New York City Mayor Zohran Mamdani speaking at a press conference about catch basins, at Sunset Park in Brooklyn, New York City. Michael Brochstein/ZUMA / SplashNews.com Zohran Mamdani has a problem with the black political establishment, as well as the black middle class.
And he knows it, hence his pilgrimage to Greater Allen AME Cathedral in Queens on Palm Sunday.
It was no accident that he was seated next to Rep. Gregory Meeks, the boss of the Queens Democratic machine, and Queens Borough President Donovan Richards.
But proximity to establishment leadership does not make up for the lack of a working political relationship — or bad ideas.
Greater Allen AME, and in particular that section of Queens, is home to New York’s greatest concentration of the black middle class — professionals, civil servants, corporate workers, Democratic operatives and, most importantly, homeowners.
These are the people Mamdani addressed on Palm Sunday about the evil of . . . city tax liens sales and how those sales force black New Yorkers out of the city.
Surprisingly, the mayor didn’t attempt to quell concerns about his own two tax proposals, which directly threaten their ability to own their homes or to pass on the wealth generated by those properties to their heirs.
Mamdani didn’t dare speak about his threatened 9.5% property tax hike or his push to lower the “death” tax threshold, the state’s estate-tax exemption, from $7 million to $750,000, and tripling the top rate to 50%.
The median sale price for a home in Southeast Queens is fast approaching $750,000.
Not only are Mamdani’s politics and policies far to the left of middle-class black Democrats, his policies would rob them of the generational wealth they’ve spent a lifetime building.
For Mamdani, who grew up in a Marxist household and inside the Democratic Socialists of America, the political debate is about class warfare, poor vs. rich, without thinking of the implications for the black middle class.
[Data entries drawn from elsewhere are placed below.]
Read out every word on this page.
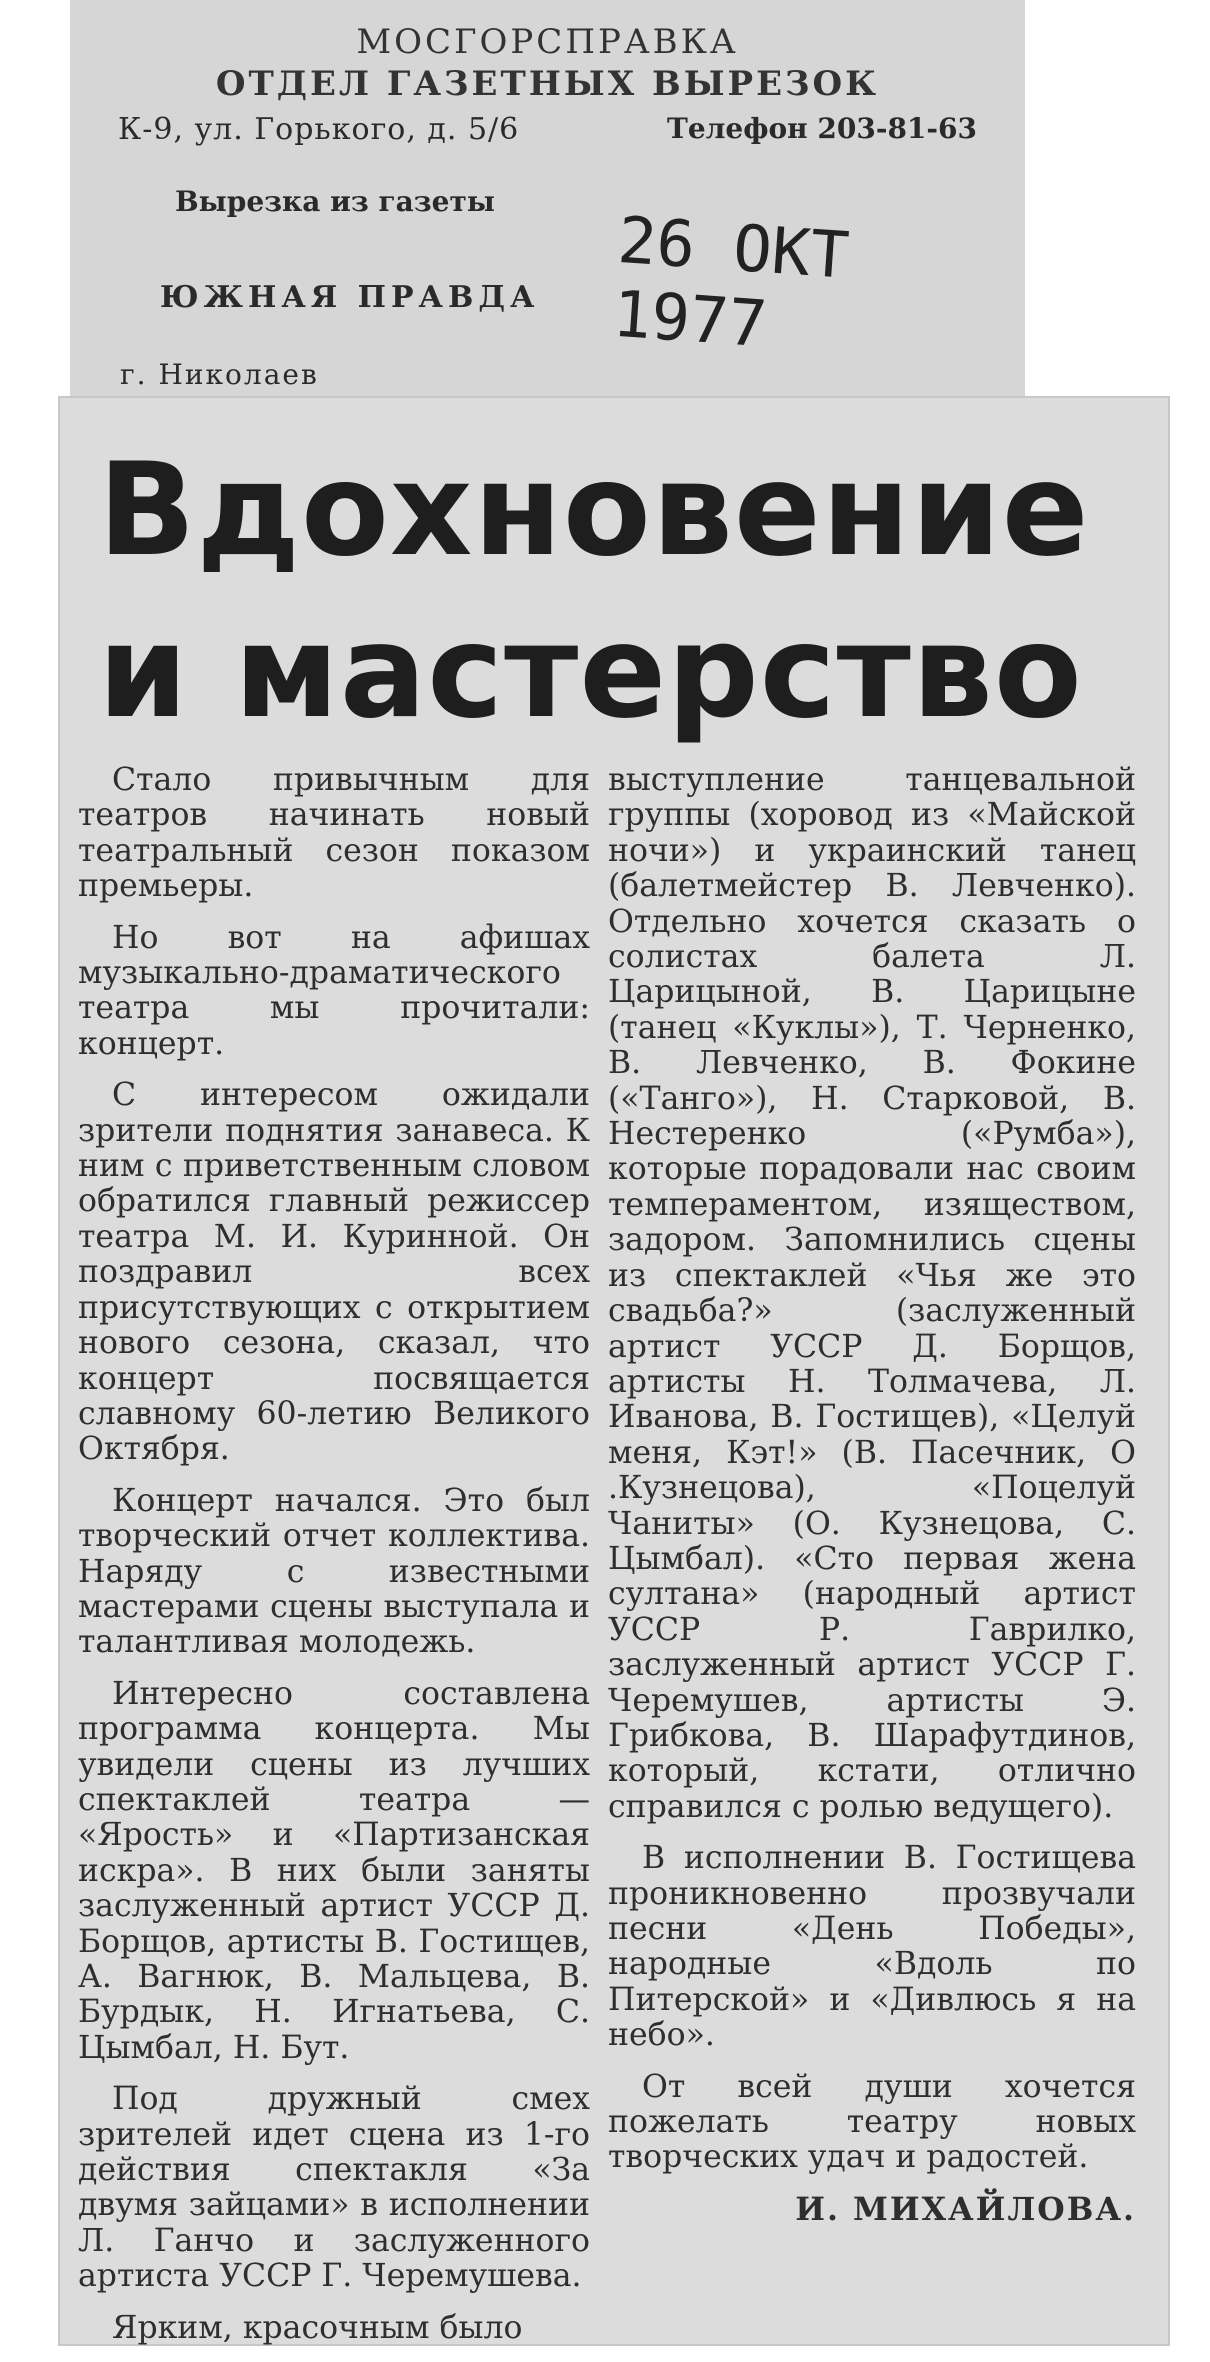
МОСГОРСПРАВКА
ОТДЕЛ ГАЗЕТНЫХ ВЫРЕЗОК
К-9, ул. Горького, д. 5/6	Телефон 203-81-63
Вырезка из газеты
ЮЖНАЯ ПРАВДА
г. Николаев
26 ОКТ 1977
Вдохновение
и мастерство

Стало привычным для театров начинать новый театральный сезон показом премьеры.

Но вот на афишах музыкально-драматического театра мы прочитали: концерт.

С интересом ожидали зрители поднятия занавеса. К ним с приветственным словом обратился главный режиссер театра М. И. Куринной. Он поздравил всех присутствующих с открытием нового сезона, сказал, что концерт посвящается славному 60-летию Великого Октября.

Концерт начался. Это был творческий отчет коллектива. Наряду с известными мастерами сцены выступала и талантливая молодежь.

Интересно составлена программа концерта. Мы увидели сцены из лучших спектаклей театра — «Ярость» и «Партизанская искра». В них были заняты заслуженный артист УССР Д. Борщов, артисты В. Гостищев, А. Вагнюк, В. Мальцева, В. Бурдык, Н. Игнатьева, С. Цымбал, Н. Бут.

Под дружный смех зрителей идет сцена из 1-го действия спектакля «За двумя зайцами» в исполнении Л. Ганчо и заслуженного артиста УССР Г. Черемушева.

Ярким, красочным было

выступление танцевальной группы (хоровод из «Майской ночи») и украинский танец (балетмейстер В. Левченко). Отдельно хочется сказать о солистах балета Л. Царицыной, В. Царицыне (танец «Куклы»), Т. Черненко, В. Левченко, В. Фокине («Танго»), Н. Старковой, В. Нестеренко («Румба»), которые порадовали нас своим темпераментом, изяществом, задором. Запомнились сцены из спектаклей «Чья же это свадьба?» (заслуженный артист УССР Д. Борщов, артисты Н. Толмачева, Л. Иванова, В. Гостищев), «Целуй меня, Кэт!» (В. Пасечник, О .Кузнецова), «Поцелуй Чаниты» (О. Кузнецова, С. Цымбал). «Сто первая жена султана» (народный артист УССР Р. Гаврилко, заслуженный артист УССР Г. Черемушев, артисты Э. Грибкова, В. Шарафутдинов, который, кстати, отлично справился с ролью ведущего).

В исполнении В. Гостищева проникновенно прозвучали песни «День Победы», народные «Вдоль по Питерской» и «Дивлюсь я на небо».

От всей души хочется пожелать театру новых творческих удач и радостей.

И. МИХАЙЛОВА.
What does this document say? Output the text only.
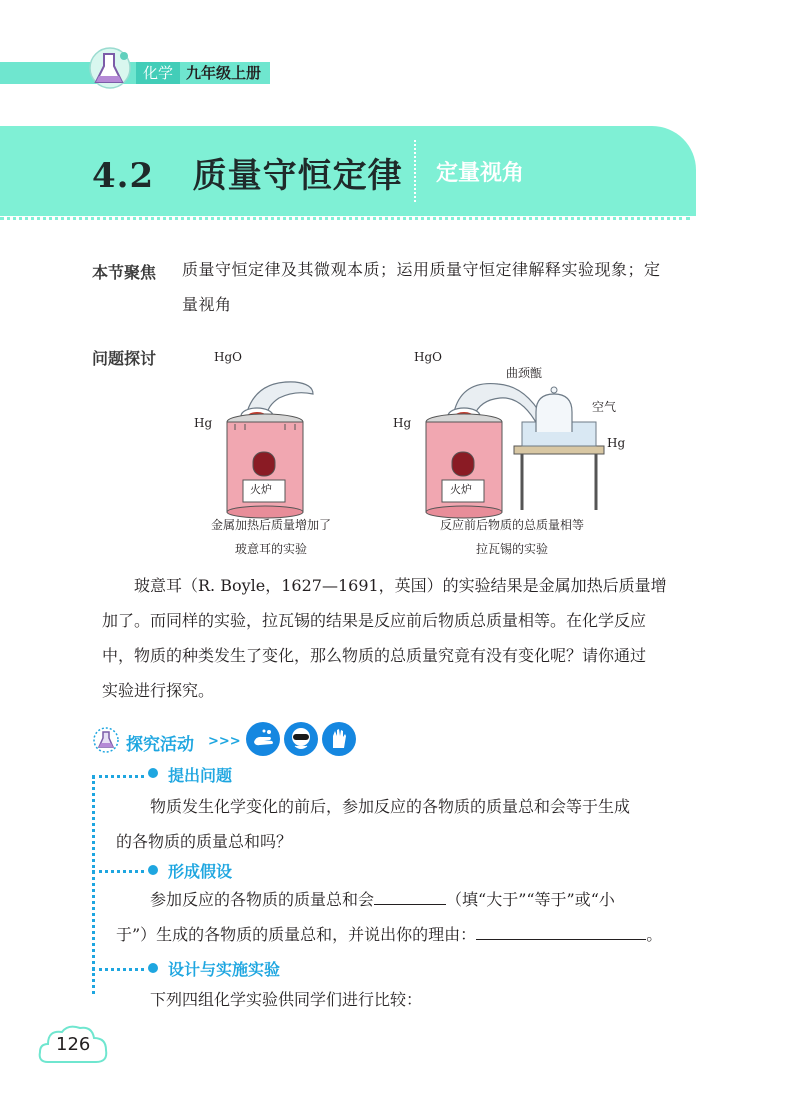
化学 九年级上册
4.2 质量守恒定律 定量视角
本节聚焦 质量守恒定律及其微观本质；运用质量守恒定律解释实验现象；定
量视角
问题探讨	HgO
Hg
火炉
金属加热后质量增加了
玻意耳的实验
HgO
曲颈甑
空气
Hg
Hg
火炉
反应前后物质的总质量相等
拉瓦锡的实验
玻意耳（R. Boyle，1627—1691，英国）的实验结果是金属加热后质量增
加了。而同样的实验，拉瓦锡的结果是反应前后物质总质量相等。在化学反应
中，物质的种类发生了变化，那么物质的总质量究竟有没有变化呢？请你通过
实验进行探究。
探究活动 >>>
提出问题
物质发生化学变化的前后，参加反应的各物质的质量总和会等于生成
的各物质的质量总和吗？
形成假设
参加反应的各物质的质量总和会	（填“大于”“等于”或“小
于”）生成的各物质的质量总和，并说出你的理由：	。
设计与实施实验
下列四组化学实验供同学们进行比较：
126
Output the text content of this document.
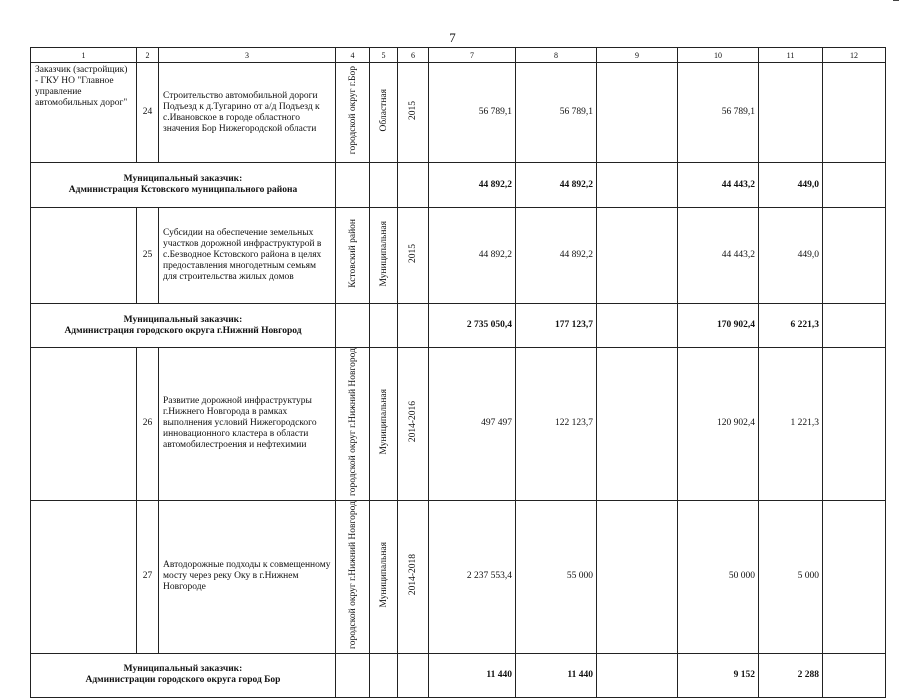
7
1	2	3	4	5	6	7	8	9	10	11	12
Заказчик (застройщик) - ГКУ НО "Главное управление автомобильных дорог"	24	Строительство автомобильной дороги Подъезд к д.Тугарино от а/д Подъезд к с.Ивановское в городе областного значения Бор Нижегородской области	городской округ г.Бор	Областная	2015	56 789,1	56 789,1		56 789,1		

Муниципальный заказчик:
Администрация Кстовского муниципального района						44 892,2	44 892,2		44 443,2	449,0	
	25	Субсидии на обеспечение земельных участков дорожной инфраструктурой в с.Безводное Кстовского района в целях предоставления многодетным семьям для строительства жилых домов	Кстовский район	Муниципальная	2015	44 892,2	44 892,2		44 443,2	449,0	

Муниципальный заказчик:
Администрация городского округа г.Нижний Новгород						2 735 050,4	177 123,7		170 902,4	6 221,3	
	26	Развитие дорожной инфраструктуры г.Нижнего Новгорода в рамках выполнения условий Нижегородского инновационного кластера в области автомобилестроения и нефтехимии	городской округ г.Нижний Новгород	Муниципальная	2014-2016	497 497	122 123,7		120 902,4	1 221,3	
	27	Автодорожные подходы к совмещенному мосту через реку Оку в г.Нижнем Новгороде	городской округ г.Нижний Новгород	Муниципальная	2014-2018	2 237 553,4	55 000		50 000	5 000	

Муниципальный заказчик:
Администрации городского округа город Бор						11 440	11 440		9 152	2 288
Our privileged socialist mayor would understand this if he had real relationships with black Democrats.
But there are hardly any in Mamdani’s inner circle.
Mamdani took three months to hire a black deputy mayor — Renita Francois as deputy mayor for community safety — which was seen by many critics as a slap to the black community.
“For 50 years, every administration saw the value of representation that a black deputy mayor conveys,” thundered one angry Democratic operative.
Another grumbled that not only did it take Mamdani too long to appoint a black deputy mayor, “he gave her the hardest job with the least resources and no damn blueprint.
“Deputy Mayor Francois is managing offices, not even full agencies.”
More than one black political operative has grumbled that, for all his faults, former Mayor Eric Adams had “black people in his administration holding real power.”
Policing is another policy area where Mamdani is out of step with this segment of black New Yorkers.
If Mamdani took the time to speak with black homeowners, he’d learn that they oppose defunding the NYPD, instead wanting lawbreakers arrested and taken off city streets.
Many African Americans are frustrated that Mamdani has ignored the plight of NYCHA residents, while giving significant attention to improving conditions for cyclists and illegal immigrants.
Mamdani is catering to his younger, white, college-educated base, which leans far more left than to the city’s more pragmatic black political establishment.
But black Democrats are not only more moderate in general, they’re a still-potent constituency in city politics.
If Mamdani continues to regard the black political class as unimportant, it will come back to bite him. They won’t be inclined to back his socialist policies. And they will be looking to defeat him in 2029.
Michael Benjamin is a former state assemblyman and a member of The Post’s editorial board.